Com toda a certeza, o processo criativo na literatura é sempre um assunto que rende dúvidas e curiosidade. Por isso, quanto mais falarmos sobre esse tema e trouxermos exemplos de como funciona para outros escritores, mais fácil será criarmos o nosso próprio caminho, nosso próprio jeito de fazer literatura ou trabalhar com a escrita de alguma forma.
Com esse propósito, entrevistamos a escritora, editora, tradutora e doutora em escrita criativa Julia Dantas, que nos ajudou a aprofundar este tema contando como ela constrói e vive o processo criativo no dia a dia. Confira!
Sobre a rotina de escrita
Muito se fala na importância de ter e manter uma rotina de escrita. Mas isso depende do objetivo e de quanto a escrita está presente na rotina de trabalho da pessoa. Por exemplo, se você tem um trabalho diário que não envolve escrever, a escrita obviamente ficará em segundo plano, talvez como um hobby, um lazer reservado para as horas vagas.
Já se você trabalha com a escrita embutida, ou seja, se no seu trabalho você precisa escrever, não necessariamente como escritor, a escrita será mais naturalmente inserida na sua rotina.
Seja qual for o seu caso, é importante dar à escrita o espaço proporcional aos seus objetivos com ela. Para exemplificar, se você deseja ser um escritor e não trabalha com a escrita no seu dia a dia, você precisa pensar em uma maneira de se dedicar mais à escrita e à leitura.
E para isso é preciso repensar a rotina e fazer uma gestão do tempo mais estratégica. Excluir ou delegar alguma tarefa que está tomando muito do seu tempo, terceirizar o que é possível, demitir alguns clientes ou trabalhos. Enfim, são atitudes sobre as quais você pode pensar a respeito.
Segundo a escritora Julia Dantas, por exemplo, falar que existe uma "rotina" de escrita seria um exagero. "Eu nunca fui de ter horas fixas para a escrita, e meu ramo de trabalho nem permitiria tal luxo. Então o primeiro ponto é que a escrita é possível para mim nos espaços vagos do resto da vida".

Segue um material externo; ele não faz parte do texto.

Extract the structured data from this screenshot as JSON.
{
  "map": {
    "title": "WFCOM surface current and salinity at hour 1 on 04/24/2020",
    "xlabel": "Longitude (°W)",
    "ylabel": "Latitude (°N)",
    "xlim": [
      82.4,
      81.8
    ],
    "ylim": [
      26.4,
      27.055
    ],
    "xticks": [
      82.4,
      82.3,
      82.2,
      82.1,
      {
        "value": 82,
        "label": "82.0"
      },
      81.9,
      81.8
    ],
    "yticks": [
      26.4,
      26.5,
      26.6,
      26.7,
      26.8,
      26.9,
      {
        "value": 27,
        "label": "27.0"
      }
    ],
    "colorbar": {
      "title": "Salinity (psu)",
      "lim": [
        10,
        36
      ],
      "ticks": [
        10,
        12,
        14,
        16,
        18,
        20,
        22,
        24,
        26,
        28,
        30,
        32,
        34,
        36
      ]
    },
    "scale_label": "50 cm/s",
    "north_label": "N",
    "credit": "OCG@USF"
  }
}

Julia notou que ela tem dois funcionamentos possíveis: um é das fases em que ela tem muita vontade de escrever, e esse desejo se concretiza em todos os mini intervalos possíveis; outro é das fases em que ela tem muita vontade de terminar de escrever, mas sem muita vontade de escrever de fato, e nesses períodos ela se força a pelo menos tentar, se força a sentar e encarar a página em branco e tentar.
Esse se forçar a tentar é um esforço em boa parte físico, como frisou Julia. Se forçar a sentar, se forçar a segurar um caderno e uma caneta, se forçar a manter longe as distrações eletrônicas e, a partir daí, ver o que acontece. Quando há muita resistência, a escritora se propõe desafios fáceis como colocar a caneta no papel e escrever sem parar só até o final de uma determinada música, e então geralmente acontece de a coisa destravar.

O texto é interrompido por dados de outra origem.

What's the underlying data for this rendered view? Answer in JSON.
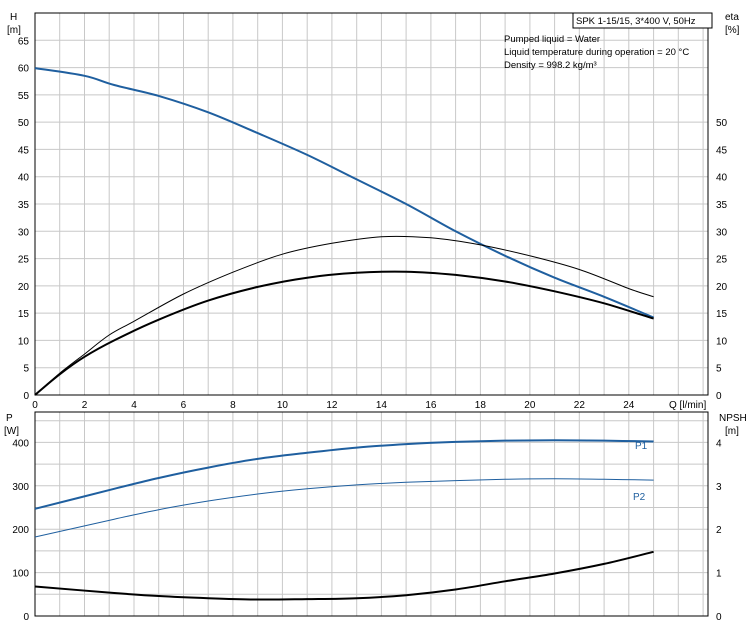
{
  "chart_data": [
    {
      "type": "line",
      "title": "SPK 1-15/15, 3*400 V, 50Hz",
      "info_lines": [
        "Pumped liquid = Water",
        "Liquid temperature during operation = 20 °C",
        "Density = 998.2 kg/m³"
      ],
      "xlabel": "Q [l/min]",
      "ylabel_left": "H",
      "ylabel_left_unit": "[m]",
      "ylabel_right": "eta",
      "ylabel_right_unit": "[%]",
      "xlim": [
        0,
        27.2
      ],
      "ylim": [
        0,
        70
      ],
      "x_ticks": [
        "0",
        "2",
        "4",
        "6",
        "8",
        "10",
        "12",
        "14",
        "16",
        "18",
        "20",
        "22",
        "24"
      ],
      "y_ticks_left": [
        "0",
        "5",
        "10",
        "15",
        "20",
        "25",
        "30",
        "35",
        "40",
        "45",
        "50",
        "55",
        "60",
        "65"
      ],
      "y_ticks_right": [
        "0",
        "5",
        "10",
        "15",
        "20",
        "25",
        "30",
        "35",
        "40",
        "45",
        "50"
      ],
      "grid": true,
      "series": [
        {
          "axis": "left",
          "color": "#1f5f9f",
          "x": [
            0,
            2,
            3.2,
            5,
            7,
            9,
            11,
            13,
            15,
            17,
            19,
            21,
            23,
            25
          ],
          "y": [
            59.9,
            58.5,
            56.8,
            54.8,
            51.8,
            48.0,
            44.0,
            39.5,
            35.0,
            30.0,
            25.5,
            21.5,
            18.0,
            14.2
          ]
        },
        {
          "axis": "right",
          "color": "#000000",
          "x": [
            0,
            1,
            2,
            3,
            4,
            6,
            8,
            10,
            12,
            14,
            16,
            18,
            20,
            22,
            24,
            25
          ],
          "y": [
            0,
            4.0,
            7.5,
            11.0,
            13.5,
            18.5,
            22.5,
            25.8,
            27.8,
            29.0,
            28.8,
            27.5,
            25.5,
            23.0,
            19.5,
            18.0
          ]
        },
        {
          "axis": "right",
          "color": "#000000",
          "x": [
            0,
            1,
            2,
            3.2,
            5,
            7,
            9,
            11,
            13,
            15,
            17,
            19,
            21,
            23,
            25
          ],
          "y": [
            0,
            3.8,
            7.0,
            10.0,
            13.8,
            17.3,
            19.8,
            21.5,
            22.4,
            22.6,
            22.0,
            20.8,
            19.0,
            16.8,
            14.0
          ]
        }
      ]
    },
    {
      "type": "line",
      "ylabel_left": "P",
      "ylabel_left_unit": "[W]",
      "ylabel_right": "NPSH",
      "ylabel_right_unit": "[m]",
      "xlim": [
        0,
        27.2
      ],
      "ylim": [
        0,
        470
      ],
      "y_ticks_left": [
        "0",
        "100",
        "200",
        "300",
        "400"
      ],
      "y_ticks_right": [
        "0",
        "1",
        "2",
        "3",
        "4"
      ],
      "grid": true,
      "series": [
        {
          "name": "P1",
          "axis": "left",
          "color": "#1f5f9f",
          "x": [
            0,
            3.2,
            5,
            7,
            9,
            11,
            13,
            15,
            17,
            19,
            21,
            23,
            25
          ],
          "y": [
            247,
            293,
            318,
            342,
            362,
            376,
            388,
            396,
            401,
            404,
            405,
            404,
            402
          ]
        },
        {
          "name": "P2",
          "axis": "left",
          "color": "#1f5f9f",
          "x": [
            0,
            3.2,
            5,
            7,
            9,
            11,
            13,
            15,
            17,
            19,
            21,
            23,
            25
          ],
          "y": [
            182,
            223,
            245,
            265,
            281,
            293,
            302,
            308,
            312,
            315,
            316,
            315,
            313
          ]
        },
        {
          "axis": "right",
          "color": "#000000",
          "x": [
            0,
            3.2,
            5,
            7,
            9,
            11,
            13,
            15,
            17,
            19,
            21,
            23,
            25
          ],
          "y": [
            0.68,
            0.53,
            0.46,
            0.41,
            0.38,
            0.39,
            0.41,
            0.48,
            0.61,
            0.8,
            0.98,
            1.2,
            1.48
          ]
        }
      ]
    }
  ]
}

Todo esse esforço ajuda, inclusive, a evitar e a trabalhar mesmo quando os famosos bloqueios criativos acontecem.
Como conciliar os diferentes processos criativos que cada tarefa ou trabalho exige
Mesmo dentro da literatura, podem existir diferenças nos processos criativos e cada tipo de texto ou de cada trabalho. O processo pode ser um para a escrita de contos, por exemplo, e outro bem diferente para a escrita de narrativas longas.
Quando perguntada sobre como concilia os diferentes processos criativos dentro dos trabalhos como editora, tradutora e escritora, Julia respondeu que apesar de tudo ser literatura, são funções bem diferentes.
"Trabalhar com edição e tradução é entrar no mundo de outra escritora, tentar pensar como ela pensa, é um pouco como pensar com outra cabeça. Então esses são momentos de profunda alteridade, que eu adoro. Enquanto que escrever, embora sempre envolva alteridade quando se trata de ficção, envolve muito mais um mergulho interior. São coisas muito diferentes, mas que, no fim, se complementam".
Dentro dessa linha, é importante identificar qual é o processo criativo que você precisa percorrer para desempenhar cada tipo de trabalho, dentro ou até mesmo fora da literatura. Dessa forma, você é capaz de enxergar o todo e de mudar o que for necessário para ajustar a rotina conforme os seus objetivos.
Esse "sair do automático" é fundamental para levarmos a vida que desejamos levar e não deixar que ela simplesmente nos leve.